这里K是负样本的采集数量,c是正样本的窗口,左右各取c个,EMBEDDING_SIZE是词向量的维度。下边是英文的数据生成方式,英文只需要根据空格来划分词即可。然后使用Counter统计每个词的词频,ind_to_word和word_to_index记录了每个词及其label,word_freqs是用来做negative sampling的具体配合torch.multinomial频率越大被取到的几率越大。

print(os.getcwd())
    lines = []
    with open("1.txt", "r",encoding='utf-8',errors='ignore') as f:
        lines = f.readlines()

    # 清理数据
    data = []
    for line in lines:
        line = line.strip()
        if line != "":
            data.append(line)

    # 分词
    with open("p_input.txt", "w", encoding="utf-8") as f:
        f.write("\n".join(data))

    thu1 = thulac.thulac(seg_only=True)
    thu1.cut_f("p_input.txt", "p_output.txt")

    # 标点符号集
    stopwords = '''~!@#$%^&*()_+`1234567890-={}[]::";'<>,.?/|\、·!()¥“”‘’《》,。?/—-【】….'''
    stopwords_set = set([i for i in stopwords])
    stopwords_set.add("br")  # 异常词也加入此集,方便去除

    with open("p_output.txt", "r", encoding="utf-8") as f:
        lines = f.readlines()

    # 数据清理
    data = []
    for line in lines:
        for s in stopwords_set:
            line = line.strip().replace(s, "")
        line = line.replace("   ", " ").replace("  ", " ")
        if line != "" and line != " ":
            data.append(line)

    # 保存数据
    with open("all.txt", "w", encoding="utf-8") as f:
        f.write(" ".join(data))
    all_text = ""
    with open("all.txt", "r", encoding="utf-8") as f:
        all_text = f.readline()

    all_len = len(all_text)
    train_text = all_text[:int(all_len * 0.9)]
    dev_text = all_text[int(all_len * 0.9):int(all_len * 0.95)]
    test_text = all_text[int(all_len * 0.95):]

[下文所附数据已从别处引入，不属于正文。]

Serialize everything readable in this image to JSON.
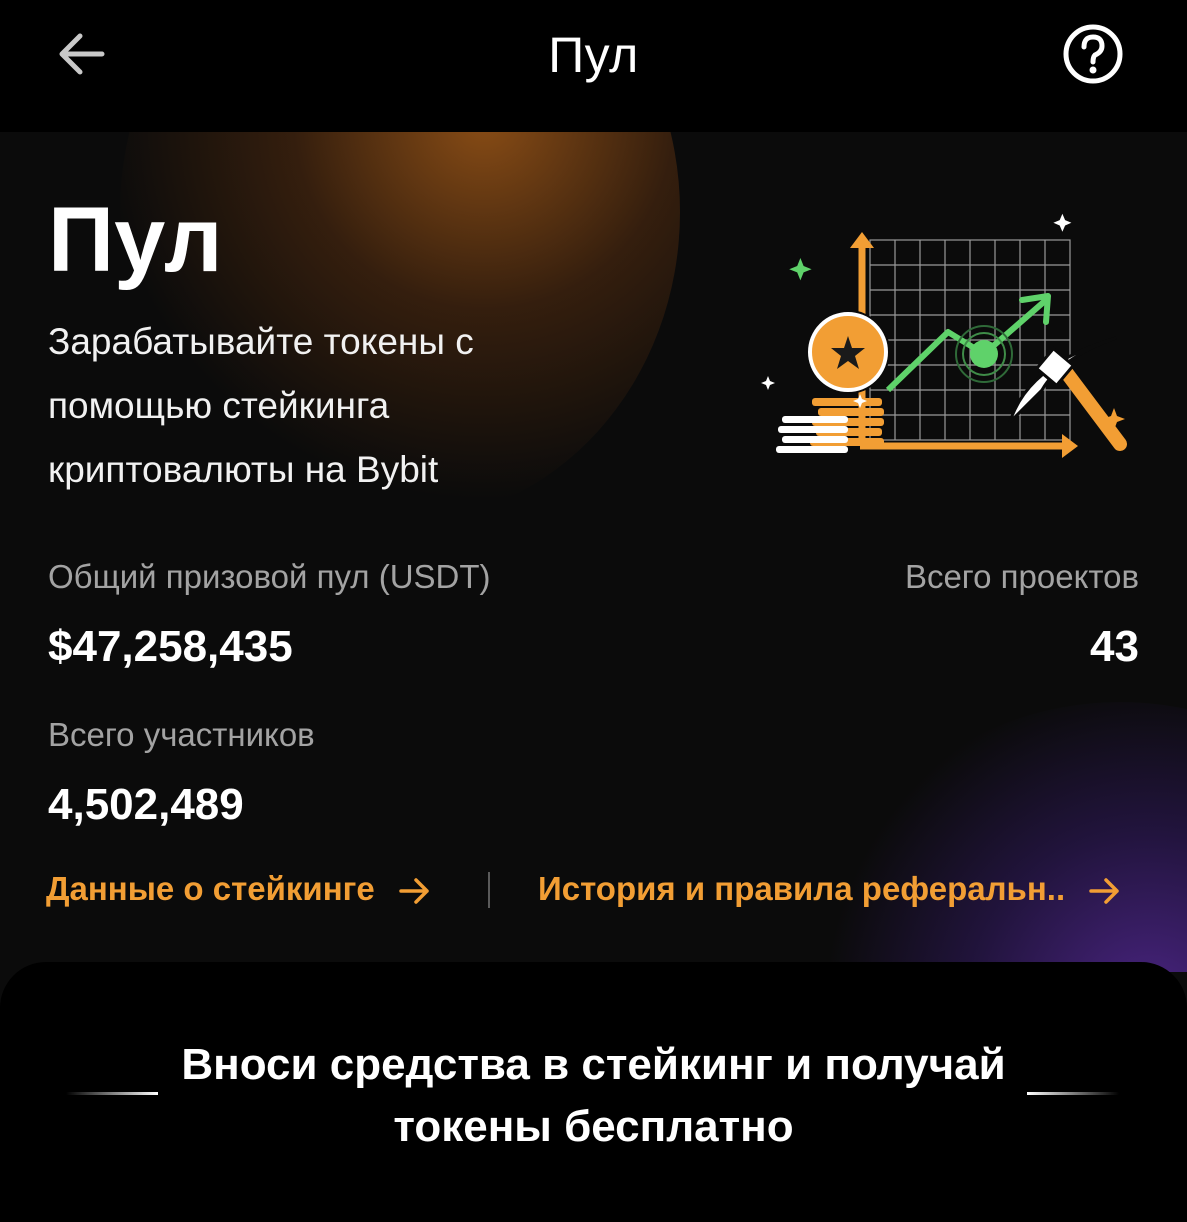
{
  "header": {
    "title": "Пул",
    "back_icon": "arrow-left-icon",
    "help_icon": "question-circle-icon"
  },
  "hero": {
    "title": "Пул",
    "subtitle": "Зарабатывайте токены с помощью стейкинга криптовалюты на Bybit",
    "illustration": "mining-growth-chart-illustration"
  },
  "stats": {
    "prize_pool_label": "Общий призовой пул (USDT)",
    "prize_pool_value": "$47,258,435",
    "projects_label": "Всего проектов",
    "projects_value": "43",
    "participants_label": "Всего участников",
    "participants_value": "4,502,489"
  },
  "links": {
    "staking_data": "Данные о стейкинге",
    "referral_history": "История и правила реферальн.."
  },
  "banner": {
    "text": "Вноси средства в стейкинг и получай токены бесплатно"
  },
  "colors": {
    "accent": "#f29e34",
    "green": "#5fd26a",
    "purple": "#5f2daa",
    "background": "#0b0b0b"
  }
}
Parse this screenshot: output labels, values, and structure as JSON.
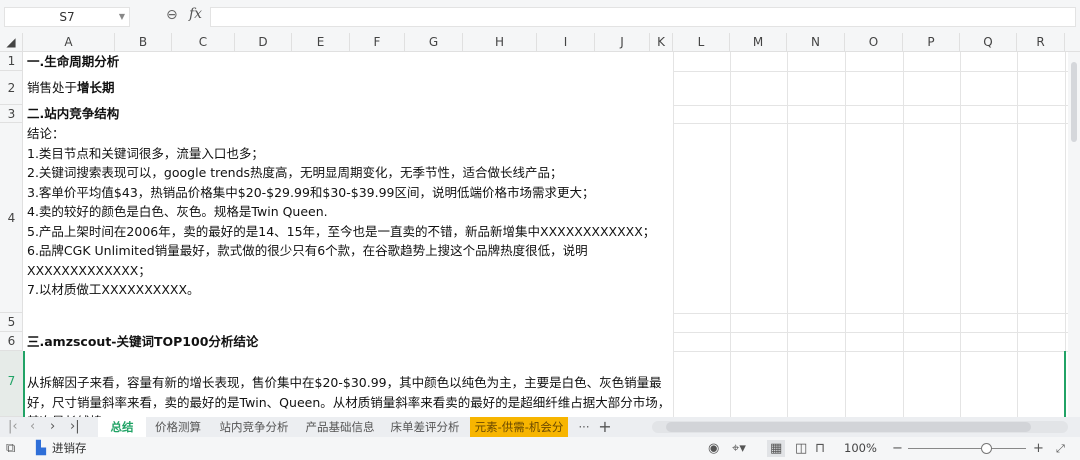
{
  "formula_bar": {
    "cell_ref": "S7",
    "fx_label": "fx",
    "formula": ""
  },
  "columns": [
    "A",
    "B",
    "C",
    "D",
    "E",
    "F",
    "G",
    "H",
    "I",
    "J",
    "K",
    "L",
    "M",
    "N",
    "O",
    "P",
    "Q",
    "R"
  ],
  "rows": [
    "1",
    "2",
    "3",
    "4",
    "5",
    "6",
    "7"
  ],
  "cells": {
    "r1": "一.生命周期分析",
    "r2_prefix": "销售处于",
    "r2_bold": "增长期",
    "r3": "二.站内竞争结构",
    "r4": [
      "结论：",
      "1.类目节点和关键词很多，流量入口也多；",
      "2.关键词搜索表现可以，google trends热度高，无明显周期变化，无季节性，适合做长线产品；",
      "3.客单价平均值$43，热销品价格集中$20-$29.99和$30-$39.99区间，说明低端价格市场需求更大；",
      "4.卖的较好的颜色是白色、灰色。规格是Twin  Queen.",
      "5.产品上架时间在2006年，卖的最好的是14、15年，至今也是一直卖的不错，新品新增集中XXXXXXXXXXXX；",
      "6.品牌CGK Unlimited销量最好，款式做的很少只有6个款，在谷歌趋势上搜这个品牌热度很低，说明",
      "XXXXXXXXXXXXX；",
      "7.以材质做工XXXXXXXXXX。"
    ],
    "r6": "三.amzscout-关键词TOP100分析结论",
    "r7": [
      "从拆解因子来看，容量有新的增长表现，售价集中在$20-$30.99，其中颜色以纯色为主，主要是白色、灰色销量最",
      "好，尺寸销量斜率来看，卖的最好的是Twin、Queen。从材质销量斜率来看卖的最好的是超细纤维占据大部分市场，",
      "其次是长绒棉"
    ]
  },
  "sheet_tabs": [
    {
      "label": "总结",
      "active": true
    },
    {
      "label": "价格测算"
    },
    {
      "label": "站内竞争分析"
    },
    {
      "label": "产品基础信息"
    },
    {
      "label": "床单差评分析"
    },
    {
      "label": "元素-供需-机会分析",
      "highlight": "#f7b500"
    }
  ],
  "tab_more": "···",
  "tab_add": "+",
  "status": {
    "macro_label": "进销存",
    "zoom": "100%",
    "zoom_fraction": 0.67
  },
  "colors": {
    "active_tab": "#21a366",
    "selection": "#21a366"
  }
}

    with open("dev.txt", "w", encoding="utf-8") as f:
        f.write(dev_text)
    with open("test.txt", "w", encoding="utf-8") as f:
        f.write(test_text)
    with open("train.txt", "w", encoding="utf-8") as f:
        f.write(train_text)
    text = ""
    with open("train.txt", "r", encoding="utf-8") as f:
        text = f.read()

    text = text.lower().split()  # 分割成单词列表
    vocab = dict(Counter(text).most_common(VOCAB_SIZE - 1))  # 得到单词字典表,key是单词,value是次数
    vocab['<UNK>'] = len(text) - np.sum(list(vocab.values()))
    # text = [w for w in (text.lower()).split()]
    # vocab = dict(Counter(text).most_common(VOCAB_SIZE - 1))

    #vocab["<unk>"] = len(text) - np.sum(list(vocab.values()))
    #print(np.sum(list(vocab.values())), vocab["<unk>"])
    idx_to_word = [word for word in vocab.keys()]
    word_to_idx = {word: i for i, word in enumerate(idx_to_word)}

    word_counts = np.array([count for count in vocab.values()], dtype=np.float32)
    word_freqs = word_counts / np.sum(word_counts)
    word_freqs = word_freqs ** (3. / 4.)
    word_freqs = word_freqs / np.sum(word_freqs)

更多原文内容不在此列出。